The EU project to create a capital markets union (CMU) suffered a blow when Britain and its large financial sector left the bloc.
To keep the project on track, the EU’s executive European Commission proposed establishing a “tape” or record of stock and bond prices, and giving investors free information on companies. It also proposed tweaks to long-term investment funds, and plans to better coordinate how they are regulated.
The Commission wants to make it easier to raise money for companies to meet climate goals and recover from the financial blow of the COVID-19 pandemic. Brexit also leaves Brussels with a financial competitor on its doorstep.

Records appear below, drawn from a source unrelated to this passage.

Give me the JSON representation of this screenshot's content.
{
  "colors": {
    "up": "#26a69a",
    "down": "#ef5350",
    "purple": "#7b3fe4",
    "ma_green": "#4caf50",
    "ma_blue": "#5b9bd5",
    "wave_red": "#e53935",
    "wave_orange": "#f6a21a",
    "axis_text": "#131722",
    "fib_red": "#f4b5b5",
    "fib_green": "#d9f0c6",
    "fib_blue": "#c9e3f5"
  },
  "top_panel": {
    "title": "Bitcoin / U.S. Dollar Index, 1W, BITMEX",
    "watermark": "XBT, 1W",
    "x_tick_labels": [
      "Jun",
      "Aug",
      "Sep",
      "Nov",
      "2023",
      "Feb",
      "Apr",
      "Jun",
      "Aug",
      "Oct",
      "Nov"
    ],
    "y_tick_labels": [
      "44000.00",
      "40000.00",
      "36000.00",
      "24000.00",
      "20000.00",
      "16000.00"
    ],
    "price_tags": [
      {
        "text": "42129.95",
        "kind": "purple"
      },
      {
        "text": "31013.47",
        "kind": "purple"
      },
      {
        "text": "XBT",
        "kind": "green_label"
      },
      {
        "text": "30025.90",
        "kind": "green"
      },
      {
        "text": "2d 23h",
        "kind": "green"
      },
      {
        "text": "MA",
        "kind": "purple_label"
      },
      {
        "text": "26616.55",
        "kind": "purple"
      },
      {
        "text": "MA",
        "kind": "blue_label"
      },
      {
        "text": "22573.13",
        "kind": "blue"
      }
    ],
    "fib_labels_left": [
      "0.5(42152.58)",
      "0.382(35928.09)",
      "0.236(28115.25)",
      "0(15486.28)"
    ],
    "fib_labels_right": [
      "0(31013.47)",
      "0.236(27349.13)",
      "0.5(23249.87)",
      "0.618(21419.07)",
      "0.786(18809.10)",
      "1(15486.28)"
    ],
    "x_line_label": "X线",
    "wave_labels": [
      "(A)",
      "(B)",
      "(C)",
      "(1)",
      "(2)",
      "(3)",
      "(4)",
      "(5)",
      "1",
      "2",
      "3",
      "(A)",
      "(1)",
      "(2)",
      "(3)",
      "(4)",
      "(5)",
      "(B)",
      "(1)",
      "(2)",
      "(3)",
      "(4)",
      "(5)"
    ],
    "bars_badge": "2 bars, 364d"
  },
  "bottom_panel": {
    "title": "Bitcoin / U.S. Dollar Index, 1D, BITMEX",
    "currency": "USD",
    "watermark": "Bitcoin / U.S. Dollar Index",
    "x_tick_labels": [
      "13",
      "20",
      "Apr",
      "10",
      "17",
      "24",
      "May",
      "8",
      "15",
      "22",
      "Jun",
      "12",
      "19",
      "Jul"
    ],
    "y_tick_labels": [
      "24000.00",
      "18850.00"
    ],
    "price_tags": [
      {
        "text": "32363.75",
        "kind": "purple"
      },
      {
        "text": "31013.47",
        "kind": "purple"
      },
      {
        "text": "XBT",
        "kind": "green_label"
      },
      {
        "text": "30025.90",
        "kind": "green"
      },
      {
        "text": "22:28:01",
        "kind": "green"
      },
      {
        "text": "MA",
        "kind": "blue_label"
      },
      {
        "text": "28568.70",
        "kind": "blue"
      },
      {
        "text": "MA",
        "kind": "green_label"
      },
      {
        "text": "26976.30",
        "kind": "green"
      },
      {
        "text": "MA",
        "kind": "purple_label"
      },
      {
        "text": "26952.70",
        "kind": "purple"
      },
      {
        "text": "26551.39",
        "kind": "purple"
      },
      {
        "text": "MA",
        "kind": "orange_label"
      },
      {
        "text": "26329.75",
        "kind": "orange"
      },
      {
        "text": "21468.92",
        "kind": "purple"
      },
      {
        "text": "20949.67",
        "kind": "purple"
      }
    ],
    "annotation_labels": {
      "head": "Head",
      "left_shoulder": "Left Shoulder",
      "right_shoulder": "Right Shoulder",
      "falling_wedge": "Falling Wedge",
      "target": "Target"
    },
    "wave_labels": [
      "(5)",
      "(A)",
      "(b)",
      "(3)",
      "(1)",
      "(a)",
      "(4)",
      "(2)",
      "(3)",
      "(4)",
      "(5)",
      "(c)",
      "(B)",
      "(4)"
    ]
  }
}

“It’s important that we develop our own capital markets,” EU financial services chief Mairead McGuinness said.
The tape of securities prices and single point of information will create a “decisive moment” for CMU when implemented, she said.
“There are a lot of good factors pulling together to make the development of capital market union more likely than if we didn’t have those forces pushing us to sustainability,” she said.
The proposals will need approval from the European Parliament and EU states to become law, with compromises expected.
Markus Ferber, a German centre-right member of the European Parliament, said the proposals make modest progress but fail to match the ambition of the CMU project by leaving out big items like changing taxation rules.
German investment funds association BVI said the proposed European Single Access Point for company information would help asset managers meet increasing reporting obligations in a more cost-effective way.
Lawmakers and EU states will face industry lobbying over the proposed consolidated tape to provide stock transaction prices as “close to real time as technically possible” – and at a low cost or free to retail investors.
Exchanges want a 15-minute delay before the mandatory handing over of their data. Banks and investment funds say a tape will be of no use if not in real time.
The Federation of European Securities Exchanges (FESE) said the CMU package is “one step forward, one step back” as it fails to increase the competitiveness of EU markets.
“Exchanges remain deeply concerned by the risks of such an elaborate and complex experiment,” FESE director general Rainer Riess said of the proposals for a tape.
The Association for Financial Markets in Europe (AFME), which represents investment banks and funds, said a real-time tape was essential for delivering CMU.
Cboe, which owns pan-European exchange Cboe Europe, said the tape proposal discriminated against across-Europe platforms like itself, and lacked ambition by not including pre-trade prices.
Thursday’s proposals make some types of off-exchange or “dark” trading harder, with the aim of funnelling more transactions onto bourses. Industry officials say this could divert business to London, where regulators are taking a more liberal approach since Brexit.
The EU is using its CMU package to make other changes, such as banning payment for order flow or where retail brokers forward clients’ orders to other traders for a fee.